In questo modo, alla fine, stagione Gelmini, ci si è ritrovati, come se nulla fosse e con un dissenso di gran lunga inferiore a quello riservato al tentativo di riforma Berlinguer o Moratti, trent’anni dopo, al punto di partenza:

a) ritorno del «maestro unico», più qualche frattaglia aggiuntiva di riempimento, nella primaria e dei «nove professori» fin dalla prima media;

b) due modalità diverse e gerarchiche per la formazione iniziale dei docenti della scuola primaria e della scuola secondaria di I grado, così da impedire ancora una volta, per altri trent’anni, ogni permeabilità istituzionale, ordinamentale e organizzativa tra il ruolo dei maestri e dei professori (soluzione Israel);

c) niente metodologia didattica dell’experiential learning, del laboratorio, dello stage, del tirocinio formativo, dell’«apprendistato», in una parola dell’alternanza scuola lavoro fino ai 16 anni, perché fino a questa età bisogna studiare solo sui libri di testo, imparare a memoria regole e poesie o rispondere ai quiz dell’Invalsi;

d) ritorno in grande stile della formula organizzativa della «classe» contro ogni tentativo di lavorare a sistema con maggiore flessibilità per gruppi di livello, di compito ed elettivi;

e) niente portfolio delle competenze personali e reintegrazione a gran voce degli antichi «voti» di profitto e di condotta (come negli eserciti di due secoli fa);

f) niente tutor per gli allievi e percorsi formativi personalizzati perché comprometterebbero l’unico uniformismo egualitarista immaginato dagli apparati ministeriali e sindacali;

g) nessuna responsabilità formale di qualcuno per il coordinamento del lavoro educativo e didattico dei docenti, salvo la conferma di un dirigente scolastico a cui si richiedono mille competenze fuorché quelle didattico-educative e di una mitica collegialità del consiglio di classe i cui limiti sono documentati da quando la si è cominciata a decantare come taumaturgica.

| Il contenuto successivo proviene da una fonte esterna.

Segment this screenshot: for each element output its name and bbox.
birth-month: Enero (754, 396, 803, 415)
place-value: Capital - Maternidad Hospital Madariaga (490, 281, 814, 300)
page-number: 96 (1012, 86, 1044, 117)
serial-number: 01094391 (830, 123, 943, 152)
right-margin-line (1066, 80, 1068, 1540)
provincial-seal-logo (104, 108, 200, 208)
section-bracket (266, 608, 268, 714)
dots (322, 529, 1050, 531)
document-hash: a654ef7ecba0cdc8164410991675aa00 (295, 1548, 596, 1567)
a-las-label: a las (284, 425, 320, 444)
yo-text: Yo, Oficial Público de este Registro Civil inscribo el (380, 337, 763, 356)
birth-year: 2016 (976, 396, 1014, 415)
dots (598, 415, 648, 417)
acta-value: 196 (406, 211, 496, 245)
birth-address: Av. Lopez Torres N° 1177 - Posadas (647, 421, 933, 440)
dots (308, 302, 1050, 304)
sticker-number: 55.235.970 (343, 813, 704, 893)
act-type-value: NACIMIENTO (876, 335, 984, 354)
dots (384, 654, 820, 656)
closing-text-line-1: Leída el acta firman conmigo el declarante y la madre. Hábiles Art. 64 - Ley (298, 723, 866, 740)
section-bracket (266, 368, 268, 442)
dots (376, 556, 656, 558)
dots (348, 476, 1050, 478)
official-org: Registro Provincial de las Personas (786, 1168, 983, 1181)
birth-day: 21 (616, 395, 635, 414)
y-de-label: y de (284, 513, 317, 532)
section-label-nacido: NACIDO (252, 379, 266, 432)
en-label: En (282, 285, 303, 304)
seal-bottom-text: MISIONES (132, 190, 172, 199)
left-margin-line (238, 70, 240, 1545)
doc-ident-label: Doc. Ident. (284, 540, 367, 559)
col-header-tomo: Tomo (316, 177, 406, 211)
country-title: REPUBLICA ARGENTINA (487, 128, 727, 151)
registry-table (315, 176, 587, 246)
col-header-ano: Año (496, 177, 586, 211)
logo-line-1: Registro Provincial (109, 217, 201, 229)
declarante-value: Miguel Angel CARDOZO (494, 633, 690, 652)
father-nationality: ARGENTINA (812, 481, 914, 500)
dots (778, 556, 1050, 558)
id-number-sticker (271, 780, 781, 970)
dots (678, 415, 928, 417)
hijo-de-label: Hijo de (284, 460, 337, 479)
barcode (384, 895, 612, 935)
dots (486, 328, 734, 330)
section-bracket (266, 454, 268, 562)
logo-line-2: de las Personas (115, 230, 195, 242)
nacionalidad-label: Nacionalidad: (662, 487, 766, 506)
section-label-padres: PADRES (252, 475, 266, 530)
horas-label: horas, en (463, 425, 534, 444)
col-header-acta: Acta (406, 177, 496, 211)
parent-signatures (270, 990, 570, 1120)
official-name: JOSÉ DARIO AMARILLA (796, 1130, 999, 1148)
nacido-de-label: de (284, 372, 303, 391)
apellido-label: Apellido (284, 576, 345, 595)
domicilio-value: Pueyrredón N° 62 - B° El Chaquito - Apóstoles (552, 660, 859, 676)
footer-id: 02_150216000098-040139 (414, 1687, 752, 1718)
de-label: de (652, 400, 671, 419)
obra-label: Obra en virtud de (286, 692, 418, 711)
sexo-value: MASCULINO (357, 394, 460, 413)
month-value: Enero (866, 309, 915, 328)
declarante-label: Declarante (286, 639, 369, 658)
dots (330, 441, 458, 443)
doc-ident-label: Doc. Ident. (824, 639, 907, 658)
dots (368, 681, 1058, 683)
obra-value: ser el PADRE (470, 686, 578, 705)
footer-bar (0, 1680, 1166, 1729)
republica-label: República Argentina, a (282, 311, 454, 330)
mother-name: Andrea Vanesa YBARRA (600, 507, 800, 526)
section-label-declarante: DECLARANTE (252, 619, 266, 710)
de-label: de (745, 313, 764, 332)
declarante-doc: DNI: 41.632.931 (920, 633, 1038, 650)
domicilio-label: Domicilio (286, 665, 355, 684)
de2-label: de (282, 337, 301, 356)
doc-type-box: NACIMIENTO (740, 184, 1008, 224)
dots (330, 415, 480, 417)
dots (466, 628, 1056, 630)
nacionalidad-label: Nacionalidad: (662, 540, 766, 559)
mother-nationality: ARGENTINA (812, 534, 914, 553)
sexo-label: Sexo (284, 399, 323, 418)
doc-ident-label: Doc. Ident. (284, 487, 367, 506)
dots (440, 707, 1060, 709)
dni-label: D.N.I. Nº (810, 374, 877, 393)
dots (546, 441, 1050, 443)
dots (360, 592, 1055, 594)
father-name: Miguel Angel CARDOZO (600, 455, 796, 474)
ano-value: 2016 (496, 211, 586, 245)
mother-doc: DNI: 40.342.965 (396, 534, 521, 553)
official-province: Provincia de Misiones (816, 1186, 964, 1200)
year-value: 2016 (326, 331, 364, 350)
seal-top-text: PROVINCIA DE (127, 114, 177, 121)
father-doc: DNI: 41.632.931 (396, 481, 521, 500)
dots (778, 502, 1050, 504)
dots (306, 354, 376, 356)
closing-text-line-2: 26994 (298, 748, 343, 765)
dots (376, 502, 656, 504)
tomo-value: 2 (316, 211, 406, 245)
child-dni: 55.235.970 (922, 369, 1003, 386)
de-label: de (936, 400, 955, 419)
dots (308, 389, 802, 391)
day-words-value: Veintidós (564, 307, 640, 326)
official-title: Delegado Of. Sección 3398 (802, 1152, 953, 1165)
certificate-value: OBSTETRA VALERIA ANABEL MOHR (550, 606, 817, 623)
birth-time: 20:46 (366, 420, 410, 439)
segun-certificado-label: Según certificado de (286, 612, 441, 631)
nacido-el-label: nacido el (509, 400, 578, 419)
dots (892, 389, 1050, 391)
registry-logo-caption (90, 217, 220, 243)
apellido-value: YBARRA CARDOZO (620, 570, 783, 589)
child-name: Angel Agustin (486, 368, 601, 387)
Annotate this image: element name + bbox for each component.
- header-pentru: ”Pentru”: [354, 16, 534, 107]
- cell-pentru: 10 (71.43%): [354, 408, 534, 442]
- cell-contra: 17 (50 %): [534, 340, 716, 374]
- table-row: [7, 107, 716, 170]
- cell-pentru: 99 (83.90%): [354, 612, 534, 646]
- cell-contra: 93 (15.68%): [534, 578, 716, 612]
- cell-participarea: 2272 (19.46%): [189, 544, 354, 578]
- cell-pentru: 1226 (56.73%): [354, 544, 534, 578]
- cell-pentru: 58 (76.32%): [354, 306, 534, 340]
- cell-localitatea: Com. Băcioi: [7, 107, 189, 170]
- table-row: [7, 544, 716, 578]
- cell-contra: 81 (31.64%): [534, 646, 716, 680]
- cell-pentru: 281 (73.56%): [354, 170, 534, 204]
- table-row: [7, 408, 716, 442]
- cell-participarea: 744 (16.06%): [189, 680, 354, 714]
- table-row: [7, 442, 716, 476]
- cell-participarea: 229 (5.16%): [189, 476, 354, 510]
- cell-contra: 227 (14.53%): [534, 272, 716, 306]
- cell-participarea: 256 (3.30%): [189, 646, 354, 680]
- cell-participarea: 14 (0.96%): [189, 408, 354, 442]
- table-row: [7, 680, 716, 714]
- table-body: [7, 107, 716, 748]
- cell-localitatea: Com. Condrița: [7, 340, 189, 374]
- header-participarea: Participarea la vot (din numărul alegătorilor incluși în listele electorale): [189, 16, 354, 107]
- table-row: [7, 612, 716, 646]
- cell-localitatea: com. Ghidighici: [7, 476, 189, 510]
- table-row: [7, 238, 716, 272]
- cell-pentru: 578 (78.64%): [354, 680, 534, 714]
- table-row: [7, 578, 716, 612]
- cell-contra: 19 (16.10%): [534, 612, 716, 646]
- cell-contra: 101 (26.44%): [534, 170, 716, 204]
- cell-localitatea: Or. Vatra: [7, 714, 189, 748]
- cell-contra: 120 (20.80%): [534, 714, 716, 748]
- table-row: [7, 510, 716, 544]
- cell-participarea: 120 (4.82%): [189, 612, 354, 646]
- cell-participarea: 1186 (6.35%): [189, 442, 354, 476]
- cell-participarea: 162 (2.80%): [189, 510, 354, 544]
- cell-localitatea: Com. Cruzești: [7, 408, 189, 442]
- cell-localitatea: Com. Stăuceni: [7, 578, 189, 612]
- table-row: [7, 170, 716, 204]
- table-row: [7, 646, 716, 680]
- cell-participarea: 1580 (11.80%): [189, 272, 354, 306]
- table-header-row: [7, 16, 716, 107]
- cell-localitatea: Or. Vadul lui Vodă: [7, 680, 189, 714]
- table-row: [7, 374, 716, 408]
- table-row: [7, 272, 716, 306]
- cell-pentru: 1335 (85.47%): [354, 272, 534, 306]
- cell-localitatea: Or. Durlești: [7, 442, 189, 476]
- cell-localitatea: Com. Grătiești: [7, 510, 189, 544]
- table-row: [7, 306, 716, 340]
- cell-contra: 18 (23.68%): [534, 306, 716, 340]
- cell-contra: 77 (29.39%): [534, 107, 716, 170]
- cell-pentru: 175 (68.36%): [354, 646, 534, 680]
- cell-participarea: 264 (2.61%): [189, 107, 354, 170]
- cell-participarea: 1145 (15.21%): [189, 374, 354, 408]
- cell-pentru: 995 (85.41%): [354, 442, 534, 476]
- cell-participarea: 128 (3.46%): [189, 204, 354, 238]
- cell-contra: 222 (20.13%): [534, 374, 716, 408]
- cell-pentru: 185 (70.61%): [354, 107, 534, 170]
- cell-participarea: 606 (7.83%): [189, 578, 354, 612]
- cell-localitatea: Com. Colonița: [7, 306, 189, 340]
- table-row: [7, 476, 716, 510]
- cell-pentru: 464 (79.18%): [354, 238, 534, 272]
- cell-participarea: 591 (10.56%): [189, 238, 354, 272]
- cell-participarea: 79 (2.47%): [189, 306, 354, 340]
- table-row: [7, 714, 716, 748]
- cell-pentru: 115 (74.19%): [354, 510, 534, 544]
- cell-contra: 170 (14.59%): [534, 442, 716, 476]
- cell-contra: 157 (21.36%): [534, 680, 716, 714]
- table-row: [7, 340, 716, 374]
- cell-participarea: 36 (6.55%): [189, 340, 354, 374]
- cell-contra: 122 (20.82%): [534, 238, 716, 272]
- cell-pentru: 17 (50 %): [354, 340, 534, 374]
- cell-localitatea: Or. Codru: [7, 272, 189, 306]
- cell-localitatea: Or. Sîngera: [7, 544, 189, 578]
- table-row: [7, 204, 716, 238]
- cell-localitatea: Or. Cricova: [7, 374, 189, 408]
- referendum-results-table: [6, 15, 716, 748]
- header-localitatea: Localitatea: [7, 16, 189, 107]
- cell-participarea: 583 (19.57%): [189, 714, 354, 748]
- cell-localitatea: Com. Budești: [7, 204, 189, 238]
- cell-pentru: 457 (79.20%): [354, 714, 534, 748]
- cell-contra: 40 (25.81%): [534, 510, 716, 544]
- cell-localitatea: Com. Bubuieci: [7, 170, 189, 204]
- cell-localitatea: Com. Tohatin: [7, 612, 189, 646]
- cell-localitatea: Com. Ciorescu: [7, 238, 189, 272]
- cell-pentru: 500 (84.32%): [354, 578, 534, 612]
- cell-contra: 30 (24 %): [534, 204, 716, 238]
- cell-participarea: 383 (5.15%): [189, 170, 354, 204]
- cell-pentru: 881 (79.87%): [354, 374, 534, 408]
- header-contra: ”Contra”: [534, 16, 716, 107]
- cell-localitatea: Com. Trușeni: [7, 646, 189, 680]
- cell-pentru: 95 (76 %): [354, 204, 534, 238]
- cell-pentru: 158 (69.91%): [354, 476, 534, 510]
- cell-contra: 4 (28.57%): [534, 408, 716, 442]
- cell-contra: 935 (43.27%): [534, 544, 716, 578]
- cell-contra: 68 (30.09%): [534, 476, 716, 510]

È questo il nuovo che avanza? È con questi interventi che si pensa di risolvere i problemi che si sono ricordati e di dare un’anima alla scuola media? Non è che la scuola secondaria di I grado si avvia soltanto a diventare il capro espiatorio di inadeguatezze tecniche e dell’impotenza del riformismo politico di cui è già stata e continua ad essere, purtroppo, vittima?